“Yes, it’s off. I am not sure but it will break out again. You must take care.”
“Oh, bother! let it. I should like to have polished off that Pierce senior as he deserves. A little coin of the same sort would do Galloway no harm. Were I senior of the school, and Arthur not my brother, Mr. Mark should hear a little home truth about sneaks. I’ll tell it him in private, as it is; but I can’t put him up for punishment, or act in it as Gaunt could.”
“Arthur is our brother, therefore we feel it more pointedly than Gaunt,” sensibly remarked Charley.
“I’d advise you not to spell forth that sentimental rubbish, though you are a young lady,” retorted Tom. “A senior boy, if he does his duty, should make every boy’s cause his own, and ‘feel’ for him.”
“Tom,” said the younger and more thoughtful of the two, “don’t let us say anything of this at home.”
“Why not?” asked Tom, hotly.

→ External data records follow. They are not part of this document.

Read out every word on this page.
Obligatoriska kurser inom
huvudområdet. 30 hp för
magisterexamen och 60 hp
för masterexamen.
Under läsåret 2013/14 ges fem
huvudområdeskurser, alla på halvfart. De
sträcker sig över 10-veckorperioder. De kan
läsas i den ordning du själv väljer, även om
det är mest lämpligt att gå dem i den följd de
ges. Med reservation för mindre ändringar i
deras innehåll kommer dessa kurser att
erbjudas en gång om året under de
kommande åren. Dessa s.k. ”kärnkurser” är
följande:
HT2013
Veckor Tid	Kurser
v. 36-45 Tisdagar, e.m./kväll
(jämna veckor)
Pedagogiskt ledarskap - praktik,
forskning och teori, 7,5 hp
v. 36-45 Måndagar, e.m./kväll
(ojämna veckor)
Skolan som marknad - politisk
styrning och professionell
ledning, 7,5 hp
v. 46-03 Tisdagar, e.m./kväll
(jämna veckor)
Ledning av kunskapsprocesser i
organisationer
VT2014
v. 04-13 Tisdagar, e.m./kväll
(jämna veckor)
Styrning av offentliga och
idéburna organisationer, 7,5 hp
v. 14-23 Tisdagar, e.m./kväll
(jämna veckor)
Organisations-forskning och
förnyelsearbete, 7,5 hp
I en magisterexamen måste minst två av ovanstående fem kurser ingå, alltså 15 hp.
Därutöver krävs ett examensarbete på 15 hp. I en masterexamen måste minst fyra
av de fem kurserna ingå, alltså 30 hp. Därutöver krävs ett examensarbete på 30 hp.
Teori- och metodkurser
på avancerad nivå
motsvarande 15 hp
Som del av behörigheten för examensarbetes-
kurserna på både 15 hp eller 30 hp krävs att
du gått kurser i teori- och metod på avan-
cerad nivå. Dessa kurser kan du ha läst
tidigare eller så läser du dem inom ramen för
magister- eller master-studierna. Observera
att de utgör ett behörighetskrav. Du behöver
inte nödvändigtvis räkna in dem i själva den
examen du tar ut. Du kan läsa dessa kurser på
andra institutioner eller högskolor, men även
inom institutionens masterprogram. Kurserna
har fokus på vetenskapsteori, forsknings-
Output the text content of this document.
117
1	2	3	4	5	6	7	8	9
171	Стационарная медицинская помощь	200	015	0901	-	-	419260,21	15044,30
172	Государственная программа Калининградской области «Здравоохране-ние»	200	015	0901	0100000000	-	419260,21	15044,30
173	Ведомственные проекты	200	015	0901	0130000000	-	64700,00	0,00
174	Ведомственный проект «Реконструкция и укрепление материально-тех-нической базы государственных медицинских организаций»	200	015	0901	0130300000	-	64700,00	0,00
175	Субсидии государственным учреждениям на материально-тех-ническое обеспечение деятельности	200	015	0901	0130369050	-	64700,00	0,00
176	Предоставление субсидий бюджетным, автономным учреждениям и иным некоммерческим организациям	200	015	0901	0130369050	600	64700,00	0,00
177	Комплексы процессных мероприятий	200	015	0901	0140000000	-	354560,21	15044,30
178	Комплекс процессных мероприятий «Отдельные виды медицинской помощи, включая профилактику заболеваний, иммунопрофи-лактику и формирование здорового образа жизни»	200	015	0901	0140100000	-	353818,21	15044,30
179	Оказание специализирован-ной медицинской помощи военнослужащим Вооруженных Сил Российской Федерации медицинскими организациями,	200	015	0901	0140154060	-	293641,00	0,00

He would have run in open-mouthed.
“It would pain mamma to hear it.”
“Boy! do you suppose she would fear Arthur?”
“You seem to misconstrue all I say, Tom. Of course she would not fear him—you did not fear him; but it stung you, I know, as was proved by your knocking down Pierce.”
“Well, I won’t speak of it before her,” conciliated Tom, somewhat won over, “or before my father, either; but catch me keeping it from the rest.”